U.S. Supreme Court won’t rule on Sidney Powell’s Michigan lawsuit

The U.S. Supreme Court will not weigh in on a case brought by a group of Michigan Republicans seeking to overturn President Joe Biden’s win in the state.

The nine justices on Monday denied the plaintiffs a writ of certiorari, meaning the case filed by Sidney Powell and other attorneys will not proceed. 

Attorney Sidney Powell speaks during a news conference about lawsuits contesting the results of the presidential election on Nov. 19, 2020. (Photo for The Washington Post by Sarah Silbiger)

The King v.
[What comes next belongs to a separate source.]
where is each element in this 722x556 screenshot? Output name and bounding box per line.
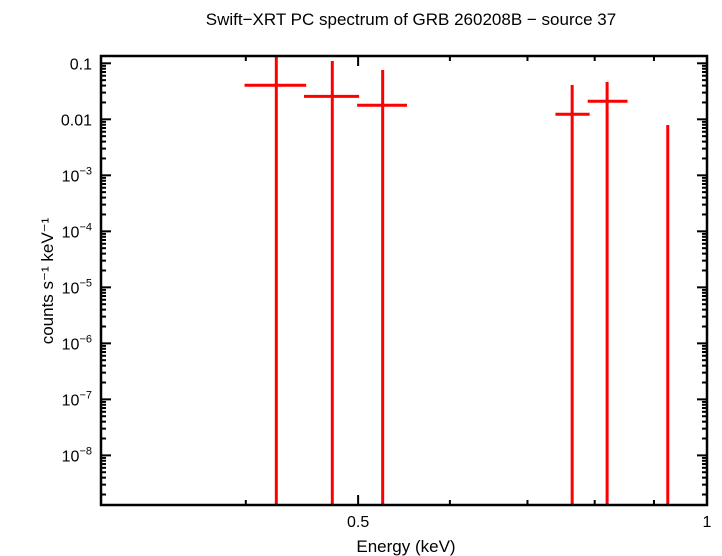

Whitmer lawsuit was filed in federal court in late November on behalf of three Republican Electoral College electors and three local GOP officials who cited conspiracy theories, unproven claims of fraudulent election software and analyses to call into question Biden’s 154,000-vote win in Michigan. 

The Supreme Court’s action Monday “once and for all ends these frivolous election cases,” said David Fink, lead counsel for the City of Detroit, which had intervened in the litigation.

“Every claim of election fraud in Michigan has been rejected,” Fink said. “It’s time for the attorneys who filed these baseless lawsuits to be held accountable for their actions.”

The Republicans who filed the suit included Timothy King, Marian Sheridan and John Haggard, who would have been presidential electors had former President Donald Trump won the election. Sheridan was elected earlier this month to serve as grassroots chair for the Michigan Republican Party. 

Other GOP plaintiffs included district and county chairmen James Ritchard, James David Hooper and Daren Rubingh. 

The suit, filed after all of Michigan’s results had been certified at county and state levels, sought an order requiring Gov. Gretchen Whitmer to transmit results showing Trump was the winner, and the impounding of all “voting machines and software in Michigan for expert inspection.”

The suit focused in part on a clerk’s error in Republican-leaning Antrim County that led to results being posted that that initially showed Biden ahead of Trump. Once it became aware of the error the morning after the election, the county pulled the results from its website and later reposted the corrected results showing Trump’s victory in Antrim County. 

Federal District Judge Linda Parker rejected emergency relief sought in the suit in December, saying the effort sought to “ignore the will of millions of voters.” The plaintiffs filed in the U.S. Supreme Court shortly after Parker’s decision. 

Dominion Voting Systems, cited heavily in the King v. Whitmer suit, filed a $1.3 billion defamation suit against Powell in January. 

Whitmer, Attorney General Dana Nessel and Secretary of State Jocelyn Benson filed complaints earlier this month with the Attorney Grievance Commission in Michigan and the State Bar of Texas against four attorneys involved in the King v. Whitmer lawsuit. The attorneys include Texas-based Powell and Michigan attorneys Greg Rohl, Stefanie Juntilla and Scott Hagerstrom.